MedPharm general manager Lucas Nelson reported that the firm sold 13,500 cannabis products and brought in revenue of $2 million in the first year of operations. However, he said it will not last another year if the current status quo is maintained.

Iowa first legalized cannabis with a THC content of less than 3% to treat intractable epilepsy in children in 2014. Gov. Terry Branstad signed into law an expanded Medical Cannabidiol Act in 2017, expanding the list of qualifying conditions to include cancer, chronic pain, multiple sclerosis, Crohn’s disease, Parkinson’s disease, severe autism, and a few others.

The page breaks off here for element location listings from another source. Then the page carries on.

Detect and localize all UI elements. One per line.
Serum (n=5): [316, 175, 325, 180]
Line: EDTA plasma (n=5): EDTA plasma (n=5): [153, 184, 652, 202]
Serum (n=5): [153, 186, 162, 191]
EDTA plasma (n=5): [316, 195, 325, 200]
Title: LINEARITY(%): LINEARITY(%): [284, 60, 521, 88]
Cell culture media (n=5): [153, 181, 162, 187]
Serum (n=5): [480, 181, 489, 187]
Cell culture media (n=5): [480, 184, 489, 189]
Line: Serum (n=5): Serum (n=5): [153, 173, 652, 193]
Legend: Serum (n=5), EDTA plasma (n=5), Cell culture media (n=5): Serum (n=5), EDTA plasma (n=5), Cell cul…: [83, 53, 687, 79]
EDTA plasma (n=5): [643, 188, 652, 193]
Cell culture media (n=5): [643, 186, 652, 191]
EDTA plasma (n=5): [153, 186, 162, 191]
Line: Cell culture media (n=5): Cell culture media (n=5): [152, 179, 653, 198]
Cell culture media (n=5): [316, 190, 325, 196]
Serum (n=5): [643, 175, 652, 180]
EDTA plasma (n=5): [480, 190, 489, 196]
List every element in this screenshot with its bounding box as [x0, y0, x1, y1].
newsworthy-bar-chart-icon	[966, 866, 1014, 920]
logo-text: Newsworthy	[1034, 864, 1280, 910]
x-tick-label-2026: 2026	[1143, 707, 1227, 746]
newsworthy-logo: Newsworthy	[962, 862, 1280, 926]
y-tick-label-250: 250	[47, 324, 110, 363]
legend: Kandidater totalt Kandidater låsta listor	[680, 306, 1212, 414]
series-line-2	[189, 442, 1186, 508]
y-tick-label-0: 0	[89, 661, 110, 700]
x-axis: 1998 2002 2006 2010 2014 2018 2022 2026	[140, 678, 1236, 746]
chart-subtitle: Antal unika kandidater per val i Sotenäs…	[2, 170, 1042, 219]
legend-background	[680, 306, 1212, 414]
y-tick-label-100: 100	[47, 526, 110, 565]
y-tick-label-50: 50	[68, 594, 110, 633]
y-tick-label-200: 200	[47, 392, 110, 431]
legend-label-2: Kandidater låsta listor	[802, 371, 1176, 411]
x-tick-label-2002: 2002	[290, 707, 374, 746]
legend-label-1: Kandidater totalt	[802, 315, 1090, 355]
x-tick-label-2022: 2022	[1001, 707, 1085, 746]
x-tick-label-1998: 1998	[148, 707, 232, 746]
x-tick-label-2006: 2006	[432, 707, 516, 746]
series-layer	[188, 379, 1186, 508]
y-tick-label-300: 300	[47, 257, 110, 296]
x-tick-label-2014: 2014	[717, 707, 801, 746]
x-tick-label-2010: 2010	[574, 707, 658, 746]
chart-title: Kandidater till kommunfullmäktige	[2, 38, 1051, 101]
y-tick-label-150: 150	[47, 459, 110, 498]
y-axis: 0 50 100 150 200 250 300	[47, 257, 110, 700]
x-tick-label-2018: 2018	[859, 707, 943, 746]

Yet Nelson wants to see post-traumatic stress disorder and Alzheimer’s added to the list, and for dispensaries to be able to offer larger doses. If the state does not act, dispensaries will not be able to grow and his firm will not last, he warned.

He is also concerned about developments in neighbouring Illinois. It recently added a number of qualifying conditions to its rapidly growing medical marijuana program, while recreational cannabis sales will begin on Jan. 1, 2020, and Nelson fears that Iowans will cross over the border and buy from Illinois dispensaries.

“I think there is no doubt that they will be going to Illinois to receive the medicine they need, so we’ve got to do something to make sure they stay here and not encourage our own citizens to break the law,” he said.

Branstad’s successor, Gov. Kim Reynolds, toured MedPharm’s facility this week to learn more about its operations. She refused to be pressured into endorsing a change to the state’s medical cannabis laws.

Reynolds said she would not base her policy decisions on developments in Illinois, and added that she wants the program to develop in a rational, safe, and compassionate manner. She also said she will continue to oppose the legalization of recreational marijuana, regardless of developments over the border.

In May, Reynolds vetoed legislation that sought to increase the potency of medical marijuana products permitted under state law by replacing the 3% THC cap with a new system allowing each patient 25 g of THC per 90-day period. Nelson argues that a higher dose of THC would be beneficial to patients and that the current legislation should change.